HASIn the United Kingdom, the constitutional rule is that the British monarch is above politics, expresses no political opinion and accommodates any prime minister, whether Labor or Conservative.
The monarch is therefore a political eunuch. However, the term cannot apply to Queen Elizabeth. She submitted to all conventions but had opinions and a political culture unique to her class and upbringing. But these were not aligned with any party. The prime minister she got on best with was Labor Harold Wilson (1916-1995). A brilliant intellectual, he affected to present himself as an unpretentious Yorkshire man, professing ideas dictated by common sense and displaying plebeian tastes acceptable to all. He refused the request of American President Lyndon Johnson (1908-1973) to send British troops to Vietnam and attempted to have the United Kingdom join the EEC (the future European Union), which was blocked by General de Gaulle.
The Queen closely followed international affairs and read all the dispatches sent by British ambassadors to the Foreign Office. She enjoyed talking with Wilson. In his Memoirs, he evokes the judicious advice given to him by a conservative expert in foreign affairs. He does not name it but had confided with a smile to his assistant that it was the queen.
Tensions with Thatcher
According to Walter Bagehot (1826-1877), who founded The Economist to make it the organ of nineteenth-century liberal capitalisme century and wrote the now classic work on the unwritten British Constitution, the sovereign is above politics but has “three rights, those to be consulted, to encourage and to warn”.
Every Tuesday the Prime Minister sees the Queen; now he will be the king. They discuss the government’s agenda, international challenges and day-to-day political difficulties.

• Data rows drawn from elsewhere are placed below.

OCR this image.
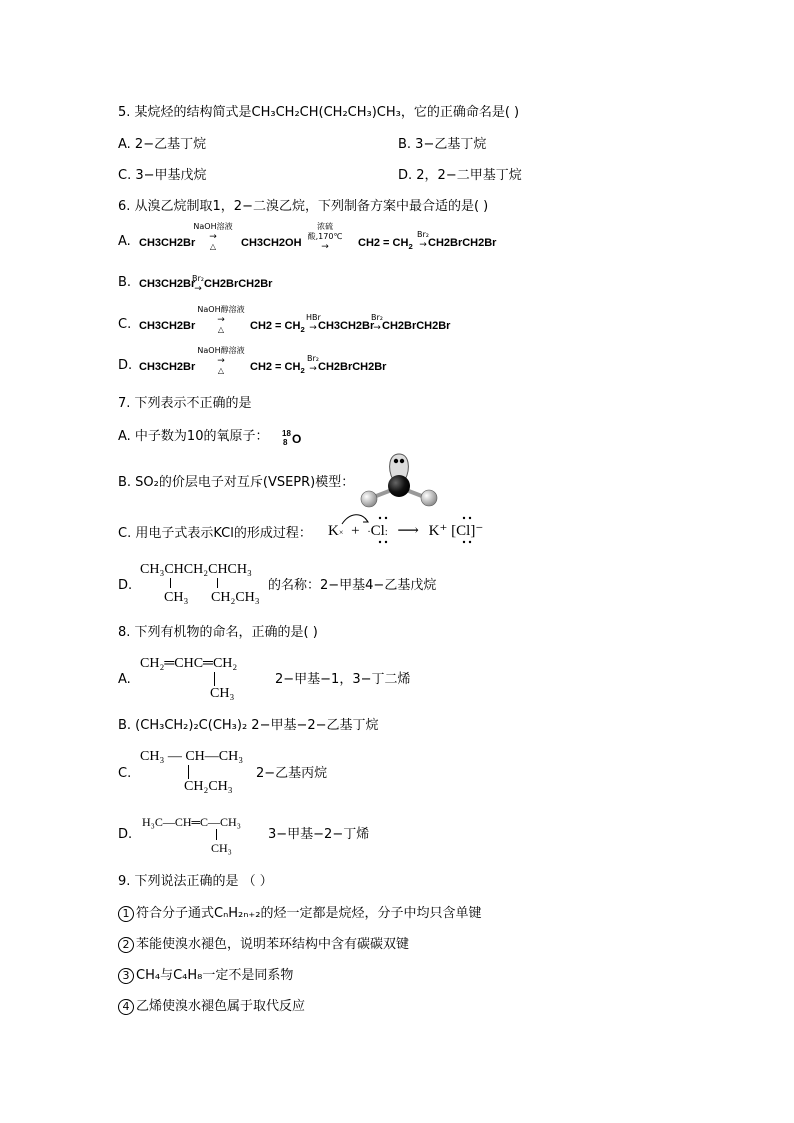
5. 某烷烃的结构简式是CH₃CH₂CH(CH₂CH₃)CH₃，它的正确命名是( )
A. 2−乙基丁烷	B. 3−乙基丁烷
C. 3−甲基戊烷	D. 2，2−二甲基丁烷
6. 从溴乙烷制取1，2−二溴乙烷，下列制备方案中最合适的是( )
A. CH3CH2Br
NaOH溶液
→
△	CH3CH2OH
浓硫酸,170℃
→	$CH2 = CH_2$
Br₂
→ CH2BrCH2Br
B. CH3CH2Br
Br₂
→ CH2BrCH2Br
C. CH3CH2Br
NaOH醇溶液
→
△	$CH2 = CH_2$
HBr
→ CH3CH2Br
Br₂
→ CH2BrCH2Br
D. CH3CH2Br
NaOH醇溶液
→
△	$CH2 = CH_2$
Br₂
→ CH2BrCH2Br
7. 下列表示不正确的是
A. 中子数为10的氧原子： 18
8 O
B. SO₂的价层电子对互斥(VSEPR)模型：
C. 用电子式表示KCl的形成过程： K× + ·Cl: ⟶ K⁺ [Cl]⁻
D.
CH₃CHCH₂CHCH₃
CH₃ CH₂CH₃
的名称：2−甲基4−乙基戊烷
8. 下列有机物的命名，正确的是( )
A.
CH₂═CHC═CH₂
CH₃
2−甲基−1，3−丁二烯
B. (CH₃CH₂)₂C(CH₃)₂ 2−甲基−2−乙基丁烷
C.
CH₃ — CH—CH₃
CH₂CH₃
2−乙基丙烷
D.
H₃C—CH═C—CH₃
CH₃
3−甲基−2−丁烯
9. 下列说法正确的是 （ ）
1 符合分子通式CₙH₂ₙ₊₂的烃一定都是烷烃，分子中均只含单键
2 苯能使溴水褪色，说明苯环结构中含有碳碳双键
3 CH₄与C₄H₈一定不是同系物
4 乙烯使溴水褪色属于取代反应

When Ronald Reagan (1911-2004) ordered the American army to invade and occupy the tiny Caribbean island of Grenada because the government, too leftist, did not suit him, Margaret Thatcher (1925-2013) received an urgent phone call to Downing Street. She was informed that the queen would have liked to see her. Her cabinet replied at Buckingham Palace that the Prime Minister was very busy. The royal request turned into an order. The Prime Minister was to report immediately to Her Majesty.